Tulis & Tekan Enter
images

Tiang Bendera Pertama di Sekolah Rakyat Samarinda Berkibar di HUT Ke-80 RI

Kaltimkita.com, SAMARINDA– Di sebuah sudut Kota Samarinda, Minggu pagi, 17 Agustus 2025, sebuah sejarah kecil namun sarat makna terukir. Bukan di lapangan megah atau kantor pemerintahan, melainkan di halaman sederhana Sekolah Rakyat Terintegrasi (SRT) 24.

Untuk pertama kalinya, tiang bendera yang baru berdiri tegak menjadi saksi bisu saat Sang Merah Putih dikibarkan oleh para siswanya.

Bagi puluhan anak yang baru dua hari meninggalkan kungkungan keterbatasan, momen ini lebih dari sekadar upacara rutin. Ini adalah ritual inisiasi.

Dengan seragam baru yang mungkin sedikit kebesaran dan sepatu yang masih kaku, mereka berdiri dalam barisan yang belum sempurna. Namun, di balik itu semua, terpancar kekhidmatan dan binar mata yang sama: binar harapan.

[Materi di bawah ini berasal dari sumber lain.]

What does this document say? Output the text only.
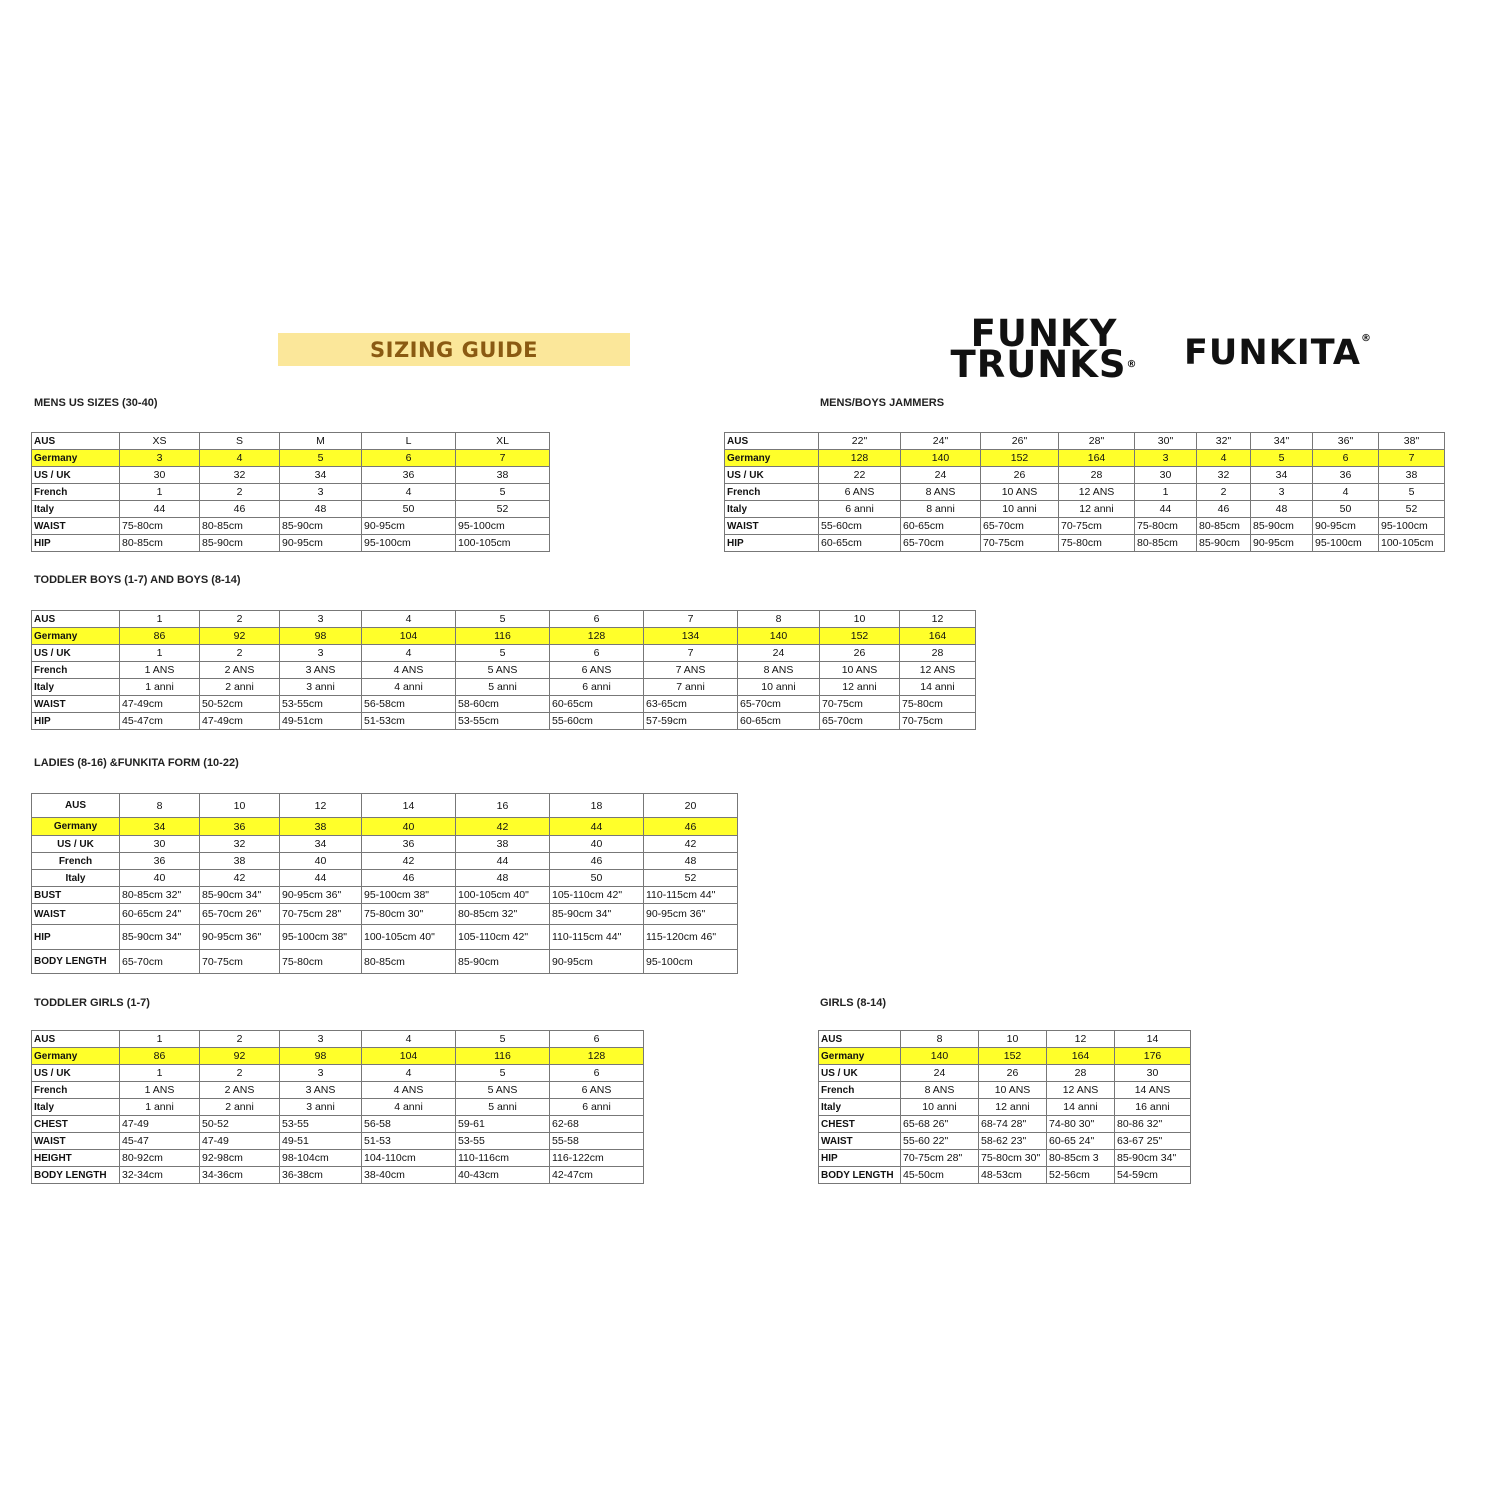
SIZING GUIDE	FUNKY
TRUNKS®	FUNKITA®
MENS US SIZES (30-40)	MENS/BOYS JAMMERS
TODDLER BOYS (1-7) AND BOYS (8-14)
LADIES (8-16) &FUNKITA FORM (10-22)
TODDLER GIRLS (1-7)	GIRLS (8-14)
AUS	XS	S	M	L	XL	
Germany	3	4	5	6	7	
US / UK	30	32	34	36	38	
French	1	2	3	4	5	
Italy	44	46	48	50	52	
WAIST	75-80cm	80-85cm	85-90cm	90-95cm	95-100cm	
HIP	80-85cm	85-90cm	90-95cm	95-100cm	100-105cm	
AUS	22"	24"	26"	28"	30"	32"	34"	36"	38"
Germany	128	140	152	164	3	4	5	6	7
US / UK	22	24	26	28	30	32	34	36	38
French	6 ANS	8 ANS	10 ANS	12 ANS	1	2	3	4	5
Italy	6 anni	8 anni	10 anni	12 anni	44	46	48	50	52
WAIST	55-60cm	60-65cm	65-70cm	70-75cm	75-80cm	80-85cm	85-90cm	90-95cm	95-100cm
HIP	60-65cm	65-70cm	70-75cm	75-80cm	80-85cm	85-90cm	90-95cm	95-100cm	100-105cm
AUS	1	2	3	4	5	6	7	8	10	12	
Germany	86	92	98	104	116	128	134	140	152	164	
US / UK	1	2	3	4	5	6	7	24	26	28	
French	1 ANS	2 ANS	3 ANS	4 ANS	5 ANS	6 ANS	7 ANS	8 ANS	10 ANS	12 ANS	
Italy	1 anni	2 anni	3 anni	4 anni	5 anni	6 anni	7 anni	10 anni	12 anni	14 anni	
WAIST	47-49cm	50-52cm	53-55cm	56-58cm	58-60cm	60-65cm	63-65cm	65-70cm	70-75cm	75-80cm	
HIP	45-47cm	47-49cm	49-51cm	51-53cm	53-55cm	55-60cm	57-59cm	60-65cm	65-70cm	70-75cm	
AUS	8	10	12	14	16	18	20	
Germany	34	36	38	40	42	44	46	
US / UK	30	32	34	36	38	40	42	
French	36	38	40	42	44	46	48	
Italy	40	42	44	46	48	50	52	
BUST	80-85cm 32"	85-90cm 34"	90-95cm 36"	95-100cm 38"	100-105cm 40"	105-110cm 42"	110-115cm 44"	
WAIST	60-65cm 24"	65-70cm 26"	70-75cm 28"	75-80cm 30"	80-85cm 32"	85-90cm 34"	90-95cm 36"	
HIP	85-90cm 34"	90-95cm 36"	95-100cm 38"	100-105cm 40"	105-110cm 42"	110-115cm 44"	115-120cm 46"	
BODY LENGTH	65-70cm	70-75cm	75-80cm	80-85cm	85-90cm	90-95cm	95-100cm	
AUS	1	2	3	4	5	6	
Germany	86	92	98	104	116	128	
US / UK	1	2	3	4	5	6	
French	1 ANS	2 ANS	3 ANS	4 ANS	5 ANS	6 ANS	
Italy	1 anni	2 anni	3 anni	4 anni	5 anni	6 anni	
CHEST	47-49	50-52	53-55	56-58	59-61	62-68	
WAIST	45-47	47-49	49-51	51-53	53-55	55-58	
HEIGHT	80-92cm	92-98cm	98-104cm	104-110cm	110-116cm	116-122cm	
BODY LENGTH	32-34cm	34-36cm	36-38cm	38-40cm	40-43cm	42-47cm	
AUS	8	10	12	14
Germany	140	152	164	176
US / UK	24	26	28	30
French	8 ANS	10 ANS	12 ANS	14 ANS
Italy	10 anni	12 anni	14 anni	16 anni
CHEST	65-68 26"	68-74 28"	74-80 30"	80-86 32"
WAIST	55-60 22"	58-62 23"	60-65 24"	63-67 25"
HIP	70-75cm 28"	75-80cm 30"	80-85cm 3	85-90cm 34"
BODY LENGTH	45-50cm	48-53cm	52-56cm	54-59cm
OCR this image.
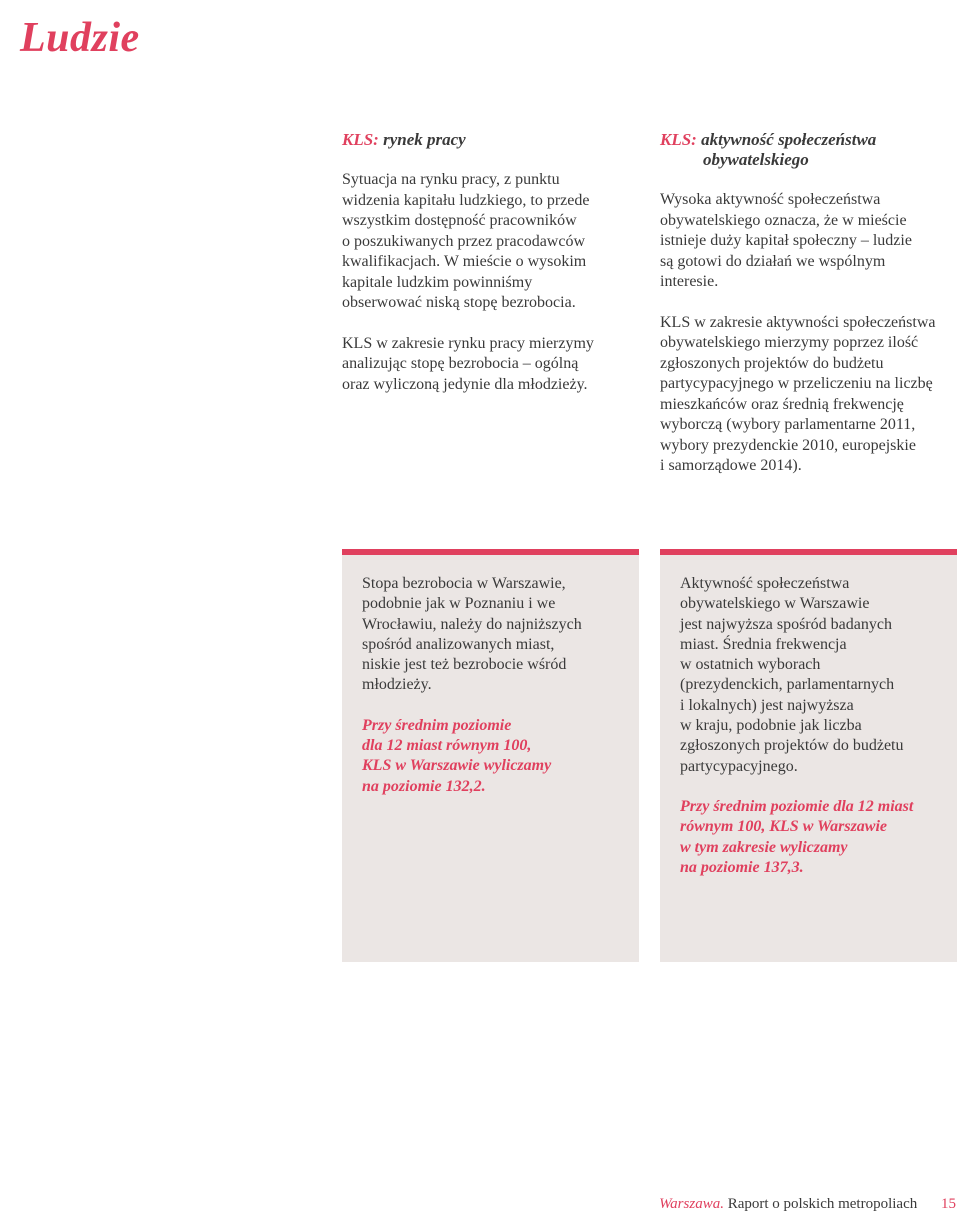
Ludzie
KLS: rynek pracy

Sytuacja na rynku pracy, z punktu
widzenia kapitału ludzkiego, to przede
wszystkim dostępność pracowników
o poszukiwanych przez pracodawców
kwalifikacjach. W mieście o wysokim
kapitale ludzkim powinniśmy
obserwować niską stopę bezrobocia.

KLS w zakresie rynku pracy mierzymy
analizując stopę bezrobocia – ogólną
oraz wyliczoną jedynie dla młodzieży.

KLS: aktywność społeczeństwa
obywatelskiego

Wysoka aktywność społeczeństwa
obywatelskiego oznacza, że w mieście
istnieje duży kapitał społeczny – ludzie
są gotowi do działań we wspólnym
interesie.

KLS w zakresie aktywności społeczeństwa
obywatelskiego mierzymy poprzez ilość
zgłoszonych projektów do budżetu
partycypacyjnego w przeliczeniu na liczbę
mieszkańców oraz średnią frekwencję
wyborczą (wybory parlamentarne 2011,
wybory prezydenckie 2010, europejskie
i samorządowe 2014).

Stopa bezrobocia w Warszawie,
podobnie jak w Poznaniu i we
Wrocławiu, należy do najniższych
spośród analizowanych miast,
niskie jest też bezrobocie wśród
młodzieży.

Przy średnim poziomie
dla 12 miast równym 100,
KLS w Warszawie wyliczamy
na poziomie 132,2.

Aktywność społeczeństwa
obywatelskiego w Warszawie
jest najwyższa spośród badanych
miast. Średnia frekwencja
w ostatnich wyborach
(prezydenckich, parlamentarnych
i lokalnych) jest najwyższa
w kraju, podobnie jak liczba
zgłoszonych projektów do budżetu
partycypacyjnego.

Przy średnim poziomie dla 12 miast
równym 100, KLS w Warszawie
w tym zakresie wyliczamy
na poziomie 137,3.

Warszawa. Raport o polskich metropoliach 15
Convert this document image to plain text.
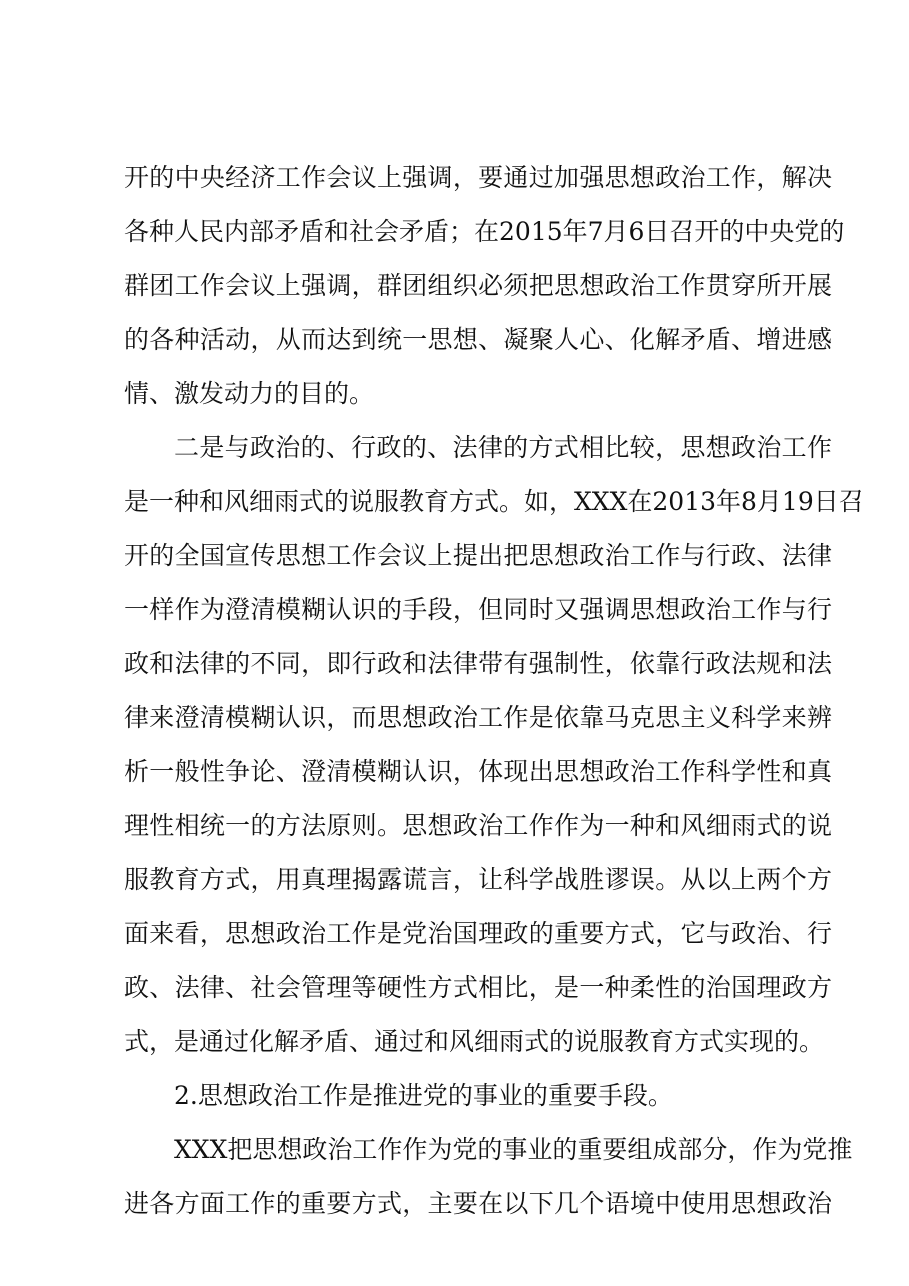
开的中央经济工作会议上强调，要通过加强思想政治工作，解决
各种人民内部矛盾和社会矛盾；在2015年7月6日召开的中央党的
群团工作会议上强调，群团组织必须把思想政治工作贯穿所开展
的各种活动，从而达到统一思想、凝聚人心、化解矛盾、增进感
情、激发动力的目的。
二是与政治的、行政的、法律的方式相比较，思想政治工作
是一种和风细雨式的说服教育方式。如，XXX在2013年8月19日召
开的全国宣传思想工作会议上提出把思想政治工作与行政、法律
一样作为澄清模糊认识的手段，但同时又强调思想政治工作与行
政和法律的不同，即行政和法律带有强制性，依靠行政法规和法
律来澄清模糊认识，而思想政治工作是依靠马克思主义科学来辨
析一般性争论、澄清模糊认识，体现出思想政治工作科学性和真
理性相统一的方法原则。思想政治工作作为一种和风细雨式的说
服教育方式，用真理揭露谎言，让科学战胜谬误。从以上两个方
面来看，思想政治工作是党治国理政的重要方式，它与政治、行
政、法律、社会管理等硬性方式相比，是一种柔性的治国理政方
式，是通过化解矛盾、通过和风细雨式的说服教育方式实现的。
2.思想政治工作是推进党的事业的重要手段。
XXX把思想政治工作作为党的事业的重要组成部分，作为党推
进各方面工作的重要方式，主要在以下几个语境中使用思想政治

Peringatan HUT ke-80 Kemerdekaan RI menjadi panggung bagi babak baru hidup mereka.

"Pagi ini adalah perdana kami di Sekolah Rakyat menyelenggarakan upacara bendera. Ini menjadi momentum yang sangat istimewa," ungkap Kepala SRT 24 Samarinda, Hasyim, dengan nada suara yang tak bisa menyembunyikan rasa haru.

Momentum ini bukan kebetulan. Antusiasme untuk mengikuti "acara 17-an" sudah membara di hati para siswa bahkan sebelum mereka resmi menginjakkan kaki di asrama. Pertanyaan polos seperti,

"'Pak, kapan kami segera ke sekolah? Apakah nanti ikut acara 17-an?'" menjadi bukti bahwa upacara ini adalah penanda yang mereka nantikan—sebuah afirmasi bahwa mereka kini adalah bagian dari sesuatu yang lebih besar.

Saat bendera perlahan merangkak naik diiringi lagu Indonesia Raya, yang terangkat bukan hanya selembar kain dwiwarna. Yang ikut terangkat adalah martabat, mimpi, dan masa depan anak-anak yang sebelumnya mungkin tak pernah berani menggantungkan cita-cita setinggi tiang bendera.

Kibaran Merah Putih perdana itu seolah menjadi deklarasi senyap, di tempat ini, kemiskinan tidak akan diwariskan lagi.

"Keberadaan sekolah ini adalah untuk memutus mata rantai kemiskinan," tegas Hasyim, menghubungkan simbolisme upacara dengan misi fundamental sekolah.

Tiang bendera di halaman SRT 24 kini bukan lagi sekadar besi. Ia telah menjadi monumen hidup. Monumen dari sebuah janji kemerdekaan yang pada hari itu mulai ditepati untuk Safira, Randi, dan puluhan kawan mereka.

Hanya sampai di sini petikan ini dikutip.